Der zweite Teil des Konzerts, ebenso wie der erste von Hebelers so informativer wie teils amüsanter Moderation begleitet, gehörte den moderneren Komponisten. Den Auftakt, wiederum begleitet vom einfühlsamen Flötenspiel Gerda Schwartz‘, machte das Orchester mit einer Komposition von James Last: der einsame Hirte. Leise, besinnlich und fast schon traurig erklangen hier die Instrumente.

Mit Tschaikowskis „Sentimentalem Walzer“ und Paul Simons „Sound of Silence“ blieb das Mandolinenorchester dieser Linie treu.

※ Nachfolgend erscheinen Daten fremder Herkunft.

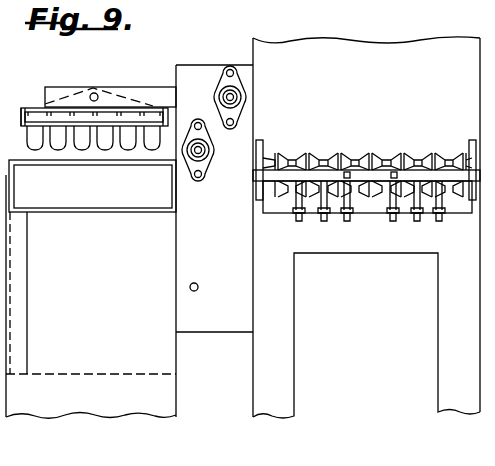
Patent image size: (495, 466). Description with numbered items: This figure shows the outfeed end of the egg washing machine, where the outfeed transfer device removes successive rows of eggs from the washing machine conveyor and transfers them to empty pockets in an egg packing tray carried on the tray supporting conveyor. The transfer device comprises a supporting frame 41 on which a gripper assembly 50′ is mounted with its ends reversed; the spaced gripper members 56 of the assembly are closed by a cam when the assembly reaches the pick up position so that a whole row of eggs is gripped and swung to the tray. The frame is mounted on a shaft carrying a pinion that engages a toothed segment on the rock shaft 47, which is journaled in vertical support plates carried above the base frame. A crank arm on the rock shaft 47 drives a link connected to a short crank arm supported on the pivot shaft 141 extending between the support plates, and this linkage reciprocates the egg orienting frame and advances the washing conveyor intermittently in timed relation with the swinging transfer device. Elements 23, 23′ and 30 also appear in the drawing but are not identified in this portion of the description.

The roller guide 23 is at (268, 158).
The roller guide 23′ is at (470, 155).
The frame 30 is at (143, 213).
The supporting frame 41 is at (129, 87).
The rock shaft 47 is at (203, 153).
The gripper assembly 50′ is at (37, 81).
The gripper member 56 is at (125, 150).
The pivot shaft 141 is at (198, 284).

Zum Abschluss des gelungenen Konzertabends nahmen die Musiker ihr Publikum dann noch mit auf einen musikalischen Ausflug in die Puszta – der traditionelle ungarische Czardas-Tanz lieferte die Grundlage für die gleichnamige Komposition des Italieners Vittorio Monti. Ursprünglich für Violine und Klavier gedacht, beweis das Rurtal-Orchester, dass sich das Stück auch für Gitarre und Mandoline hervorragend eignet.